Zelfmoord door ziekte
Dit gaat echter niet alle zelfmoordenaars aan! Want er zijn mensen
die in totale wanhoop zich het leven nemen, geheel schuldloos. Mensen, die
voorheen vroom en zonder enige blaam geleefd hebben, maar echter door ziekte of
door zeer moeilijk en onverdraagzaam lijden zo zwaarmoedig geworden zijn, dat
ze niet meer weten wat ze doen. Deze kunnen evenmin bij het begaan van een
zelfmoord bestraft worden, als bij een slaapwandelaar, die van een gevaarlijke
hoogte naar beneden stort. Geen sterfelijk mens kan bepalen, in welke
zielensfeer een mens ergens op het moment van de zelfmoord staat – en daarom
geldt hier voortreffelijk elk grote wet der liefde: berecht niet, zo word jij
ook niet berecht. Geen mens mag over een zelfmoordenaar een oordeel vellen.
Maar zoveel kan ik je ook in de volste waarheid garanderen, dat bij verre na
niet alle zelfmoordenaars schuldloos zijn.
Een zelfmoordenaar die zichzelf voor zijn tijd zich van het leven beroofd,
heeft geen goede doodsengelen bij zich, wanneer hij sterft, maar deze boze gezels vergezellen hem onmiddellijk in het geestenrijk en
bemachtigen zijn arme geest en brengen hem voor het gerecht, waar hij dan een
rechtvaardig oordeel ontvangt.

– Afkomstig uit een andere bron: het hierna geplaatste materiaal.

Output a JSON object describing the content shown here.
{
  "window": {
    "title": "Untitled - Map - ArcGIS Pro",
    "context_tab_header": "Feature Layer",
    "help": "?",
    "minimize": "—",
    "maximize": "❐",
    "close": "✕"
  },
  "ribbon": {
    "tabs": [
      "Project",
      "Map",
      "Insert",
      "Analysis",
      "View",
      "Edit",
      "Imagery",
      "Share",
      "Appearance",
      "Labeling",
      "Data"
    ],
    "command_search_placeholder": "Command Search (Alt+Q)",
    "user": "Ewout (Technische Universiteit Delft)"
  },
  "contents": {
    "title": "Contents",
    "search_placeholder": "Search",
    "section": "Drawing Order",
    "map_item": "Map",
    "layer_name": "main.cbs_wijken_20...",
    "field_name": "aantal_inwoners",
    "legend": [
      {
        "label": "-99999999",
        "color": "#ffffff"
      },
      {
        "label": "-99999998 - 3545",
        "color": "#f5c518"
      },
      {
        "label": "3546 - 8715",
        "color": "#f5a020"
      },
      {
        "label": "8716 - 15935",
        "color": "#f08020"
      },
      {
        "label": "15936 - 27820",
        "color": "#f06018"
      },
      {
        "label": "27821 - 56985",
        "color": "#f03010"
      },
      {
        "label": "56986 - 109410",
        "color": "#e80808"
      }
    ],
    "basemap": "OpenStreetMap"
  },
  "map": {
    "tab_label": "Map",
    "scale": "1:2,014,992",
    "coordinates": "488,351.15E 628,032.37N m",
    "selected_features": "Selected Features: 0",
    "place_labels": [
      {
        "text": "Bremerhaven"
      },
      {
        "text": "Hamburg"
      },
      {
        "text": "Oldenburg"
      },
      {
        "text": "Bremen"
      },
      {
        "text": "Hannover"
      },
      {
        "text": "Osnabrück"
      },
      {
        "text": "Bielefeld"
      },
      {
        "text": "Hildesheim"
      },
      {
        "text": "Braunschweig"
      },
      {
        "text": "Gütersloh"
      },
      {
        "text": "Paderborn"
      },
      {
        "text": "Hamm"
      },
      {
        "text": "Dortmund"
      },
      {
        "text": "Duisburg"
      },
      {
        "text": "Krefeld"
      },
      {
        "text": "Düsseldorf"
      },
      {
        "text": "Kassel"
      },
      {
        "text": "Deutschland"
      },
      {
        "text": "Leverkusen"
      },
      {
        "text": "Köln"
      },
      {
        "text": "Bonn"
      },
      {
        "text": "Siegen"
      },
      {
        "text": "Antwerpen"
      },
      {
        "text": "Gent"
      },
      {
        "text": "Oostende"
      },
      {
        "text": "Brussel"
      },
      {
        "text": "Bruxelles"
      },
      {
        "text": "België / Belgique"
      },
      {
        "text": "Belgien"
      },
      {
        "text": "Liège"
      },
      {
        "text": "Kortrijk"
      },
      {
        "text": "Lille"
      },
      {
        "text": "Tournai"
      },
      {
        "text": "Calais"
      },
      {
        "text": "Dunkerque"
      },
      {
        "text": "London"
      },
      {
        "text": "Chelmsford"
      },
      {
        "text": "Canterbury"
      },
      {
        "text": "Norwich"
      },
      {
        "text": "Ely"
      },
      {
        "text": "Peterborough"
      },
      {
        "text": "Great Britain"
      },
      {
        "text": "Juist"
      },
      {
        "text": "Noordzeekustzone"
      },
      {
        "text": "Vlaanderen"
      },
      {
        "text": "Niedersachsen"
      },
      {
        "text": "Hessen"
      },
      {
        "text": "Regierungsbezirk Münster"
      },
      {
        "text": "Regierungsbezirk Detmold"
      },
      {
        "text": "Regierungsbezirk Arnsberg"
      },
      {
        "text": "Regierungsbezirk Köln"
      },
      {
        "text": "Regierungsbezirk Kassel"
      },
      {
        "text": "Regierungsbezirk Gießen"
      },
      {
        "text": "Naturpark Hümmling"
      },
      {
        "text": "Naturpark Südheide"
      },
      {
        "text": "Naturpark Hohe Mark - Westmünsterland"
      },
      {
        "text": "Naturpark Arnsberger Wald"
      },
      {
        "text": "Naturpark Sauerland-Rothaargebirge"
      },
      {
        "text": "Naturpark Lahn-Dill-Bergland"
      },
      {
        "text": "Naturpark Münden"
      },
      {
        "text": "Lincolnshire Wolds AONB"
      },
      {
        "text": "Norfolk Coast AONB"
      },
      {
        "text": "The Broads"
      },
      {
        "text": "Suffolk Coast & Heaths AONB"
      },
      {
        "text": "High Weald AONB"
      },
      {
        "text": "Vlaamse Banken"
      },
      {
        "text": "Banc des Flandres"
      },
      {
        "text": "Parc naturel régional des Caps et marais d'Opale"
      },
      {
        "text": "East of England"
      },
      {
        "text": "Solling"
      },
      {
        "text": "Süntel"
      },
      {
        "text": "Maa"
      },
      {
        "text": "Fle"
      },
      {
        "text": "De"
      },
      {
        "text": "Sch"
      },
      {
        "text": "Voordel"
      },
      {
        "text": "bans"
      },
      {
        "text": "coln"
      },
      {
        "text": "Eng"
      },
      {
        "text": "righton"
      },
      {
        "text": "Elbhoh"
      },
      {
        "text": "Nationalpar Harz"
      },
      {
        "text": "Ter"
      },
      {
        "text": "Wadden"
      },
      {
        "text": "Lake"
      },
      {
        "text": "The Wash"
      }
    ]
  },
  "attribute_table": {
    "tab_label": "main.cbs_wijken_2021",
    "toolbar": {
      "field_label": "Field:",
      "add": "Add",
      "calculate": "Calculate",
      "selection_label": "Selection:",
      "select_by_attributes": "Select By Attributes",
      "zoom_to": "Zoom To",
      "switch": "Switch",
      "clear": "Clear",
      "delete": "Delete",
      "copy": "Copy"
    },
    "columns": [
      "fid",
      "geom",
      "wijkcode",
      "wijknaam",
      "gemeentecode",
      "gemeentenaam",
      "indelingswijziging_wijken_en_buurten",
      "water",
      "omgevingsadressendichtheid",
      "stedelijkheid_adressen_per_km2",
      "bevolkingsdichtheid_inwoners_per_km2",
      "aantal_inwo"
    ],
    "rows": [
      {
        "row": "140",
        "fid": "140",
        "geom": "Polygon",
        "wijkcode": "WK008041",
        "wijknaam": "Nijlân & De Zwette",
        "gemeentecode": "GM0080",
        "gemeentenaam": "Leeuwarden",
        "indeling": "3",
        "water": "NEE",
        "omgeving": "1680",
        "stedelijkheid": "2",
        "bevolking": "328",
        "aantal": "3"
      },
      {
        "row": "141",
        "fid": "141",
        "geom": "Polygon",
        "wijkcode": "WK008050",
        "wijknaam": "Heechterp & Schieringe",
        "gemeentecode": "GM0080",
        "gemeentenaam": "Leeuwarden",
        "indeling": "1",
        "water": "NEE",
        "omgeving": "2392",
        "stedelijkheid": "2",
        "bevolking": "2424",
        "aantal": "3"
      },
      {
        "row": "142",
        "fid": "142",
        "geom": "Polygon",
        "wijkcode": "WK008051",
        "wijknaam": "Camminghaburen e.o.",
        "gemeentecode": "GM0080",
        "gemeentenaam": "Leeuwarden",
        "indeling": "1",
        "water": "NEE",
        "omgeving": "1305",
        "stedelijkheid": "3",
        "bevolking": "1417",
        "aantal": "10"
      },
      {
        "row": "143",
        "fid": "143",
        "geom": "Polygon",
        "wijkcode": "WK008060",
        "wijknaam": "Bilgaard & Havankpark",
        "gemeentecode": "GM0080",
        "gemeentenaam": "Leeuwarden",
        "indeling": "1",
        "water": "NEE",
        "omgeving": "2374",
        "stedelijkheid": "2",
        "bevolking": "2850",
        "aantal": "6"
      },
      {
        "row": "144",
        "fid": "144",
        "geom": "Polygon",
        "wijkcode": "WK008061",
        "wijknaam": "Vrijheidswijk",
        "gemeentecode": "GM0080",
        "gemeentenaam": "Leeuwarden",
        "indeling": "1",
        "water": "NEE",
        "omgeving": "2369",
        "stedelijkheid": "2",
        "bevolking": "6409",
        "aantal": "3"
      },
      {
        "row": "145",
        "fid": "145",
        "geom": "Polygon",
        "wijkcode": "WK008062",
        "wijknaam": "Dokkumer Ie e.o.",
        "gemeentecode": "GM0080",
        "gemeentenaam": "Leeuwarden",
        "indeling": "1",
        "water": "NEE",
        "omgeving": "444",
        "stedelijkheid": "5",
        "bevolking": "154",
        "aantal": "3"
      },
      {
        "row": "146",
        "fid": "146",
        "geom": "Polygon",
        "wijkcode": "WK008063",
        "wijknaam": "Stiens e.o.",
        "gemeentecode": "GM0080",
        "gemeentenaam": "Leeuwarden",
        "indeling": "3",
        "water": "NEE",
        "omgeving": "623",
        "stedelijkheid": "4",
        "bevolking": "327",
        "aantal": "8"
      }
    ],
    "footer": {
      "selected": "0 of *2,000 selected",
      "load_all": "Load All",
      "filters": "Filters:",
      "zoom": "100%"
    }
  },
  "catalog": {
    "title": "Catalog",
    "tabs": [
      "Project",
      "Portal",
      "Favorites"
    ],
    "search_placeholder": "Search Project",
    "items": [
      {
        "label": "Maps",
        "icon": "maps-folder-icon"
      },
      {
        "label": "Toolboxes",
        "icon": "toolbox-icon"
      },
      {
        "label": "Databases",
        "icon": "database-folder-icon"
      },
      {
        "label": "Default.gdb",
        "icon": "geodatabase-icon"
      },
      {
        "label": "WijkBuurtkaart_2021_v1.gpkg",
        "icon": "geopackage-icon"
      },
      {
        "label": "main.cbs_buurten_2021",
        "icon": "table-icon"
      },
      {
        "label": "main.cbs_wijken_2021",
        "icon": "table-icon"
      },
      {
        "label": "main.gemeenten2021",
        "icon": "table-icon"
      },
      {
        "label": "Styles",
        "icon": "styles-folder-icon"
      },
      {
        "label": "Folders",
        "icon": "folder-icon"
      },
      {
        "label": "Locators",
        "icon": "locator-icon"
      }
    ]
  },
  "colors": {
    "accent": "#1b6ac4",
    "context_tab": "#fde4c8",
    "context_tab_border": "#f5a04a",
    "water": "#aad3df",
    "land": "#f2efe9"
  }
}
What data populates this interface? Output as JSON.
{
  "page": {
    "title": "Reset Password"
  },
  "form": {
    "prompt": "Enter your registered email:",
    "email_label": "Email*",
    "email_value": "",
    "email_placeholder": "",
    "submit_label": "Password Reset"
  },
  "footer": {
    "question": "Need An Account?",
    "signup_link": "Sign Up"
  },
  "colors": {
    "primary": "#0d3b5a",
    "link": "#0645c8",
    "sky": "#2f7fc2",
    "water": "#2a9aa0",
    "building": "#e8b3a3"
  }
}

Een goede geest daalde af naar dat gebied en
mocht het volgende zien en horen: hij wierp zijn blik op de zelfmoordenaar dat
hem voorkwam als een nevelig uitgeteerde menselijk geraamtegestalte. Op elke
zijde stond een doodsengel, uit welk gelaat (antlitz
of fysionomisch gezicht) een duivelse blik voorbij
bliksemde. De arme zondaar scheen mij met een erbarmende gelaatsuitdrukking om
genade te smeken en dit ook te verwachten. Ik werd door innig medelijden van
deze arme doordrongen. Ik had hem, als ik rechter was geweest, hem alles
vergeven. Met een
doordringende bazuintoon sprak nu de gevreesde rechter: zoon van Adam, Merothai, wikkel af je rol in het leven! Toen zag ik in de
nevelige geestgestalte een verandering voorbijgaan.
Er
schenen hem duizend gestalten in actieve werkzaamheid om hem te zweven, maar
mijn ogen waren voor de spraak van de geestenwereld nog niet helemaal geopend.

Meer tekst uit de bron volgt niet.